Rustc oddities

NFC normalisation for lifetime/label

Identifiers are normalised to NFC, which means that Kelvin and Kelvin are treated as representing the same identifier. See rfc2457.

But this doesn't happen for lifetimes or labels, so 'Kelvin and 'Kelvin are different as lifetimes or labels.

For example, this compiles without warning in Rust 1.86, while this doesn't.

In this writeup, the represented identifier attribute of Identifier and RawIdentifier fine-grained tokens is in NFC, and the name attribute of LifetimeOrLabel and RawLifetimeOrLabel tokens isn't.

I think this behaviour is a promising candidate for provoking the "Wait...that's what we currently do?

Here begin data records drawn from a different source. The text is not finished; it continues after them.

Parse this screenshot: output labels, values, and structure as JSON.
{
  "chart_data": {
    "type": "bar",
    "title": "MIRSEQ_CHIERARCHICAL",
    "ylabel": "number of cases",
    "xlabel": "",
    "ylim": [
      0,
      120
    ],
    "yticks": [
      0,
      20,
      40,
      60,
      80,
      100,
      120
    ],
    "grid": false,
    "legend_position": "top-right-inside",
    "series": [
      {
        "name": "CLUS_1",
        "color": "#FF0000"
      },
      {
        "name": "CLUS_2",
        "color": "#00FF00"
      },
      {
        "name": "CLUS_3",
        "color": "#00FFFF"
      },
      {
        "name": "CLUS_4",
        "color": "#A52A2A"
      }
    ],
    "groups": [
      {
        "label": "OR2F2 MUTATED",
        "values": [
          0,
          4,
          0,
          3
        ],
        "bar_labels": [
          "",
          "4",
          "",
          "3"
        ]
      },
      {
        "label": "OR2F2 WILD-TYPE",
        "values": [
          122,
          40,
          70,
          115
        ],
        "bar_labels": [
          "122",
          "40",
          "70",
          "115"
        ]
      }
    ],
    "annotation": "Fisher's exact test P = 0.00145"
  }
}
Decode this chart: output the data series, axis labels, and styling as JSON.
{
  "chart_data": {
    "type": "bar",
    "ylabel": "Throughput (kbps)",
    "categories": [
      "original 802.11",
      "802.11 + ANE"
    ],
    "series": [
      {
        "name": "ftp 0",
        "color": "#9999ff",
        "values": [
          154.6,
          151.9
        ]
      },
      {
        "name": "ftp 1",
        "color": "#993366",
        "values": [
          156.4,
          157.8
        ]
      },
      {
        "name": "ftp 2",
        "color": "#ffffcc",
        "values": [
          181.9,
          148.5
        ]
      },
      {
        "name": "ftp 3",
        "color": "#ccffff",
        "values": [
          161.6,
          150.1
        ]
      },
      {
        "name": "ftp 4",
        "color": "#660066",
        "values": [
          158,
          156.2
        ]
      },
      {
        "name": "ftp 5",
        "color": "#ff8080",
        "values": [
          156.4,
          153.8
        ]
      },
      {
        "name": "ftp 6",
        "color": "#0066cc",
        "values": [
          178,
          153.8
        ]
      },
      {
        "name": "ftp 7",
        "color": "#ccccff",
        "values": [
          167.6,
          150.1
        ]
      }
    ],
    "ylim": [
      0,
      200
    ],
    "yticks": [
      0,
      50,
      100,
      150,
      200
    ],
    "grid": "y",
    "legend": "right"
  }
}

We should fix that." reaction to being given a spec to review.

Filed as rustc #126759.

Nested block comments

The Reference says "Nested block comments are supported".

Rustc implements this by counting occurrences of /* and */, matching greedily. That means it rejects forms like /* xyz /*/.

This writeup includes a !"/*" subexpression in the BLOCK_COMMENT_CONTENT definition to match rustc's behaviour.

The grammar production in the Reference seems to be written to assume that these forms should be accepted (but I think it's garbled anyway: it accepts /* /* */).

I haven't seen any discussion of whether this rustc behaviour is considered desirable.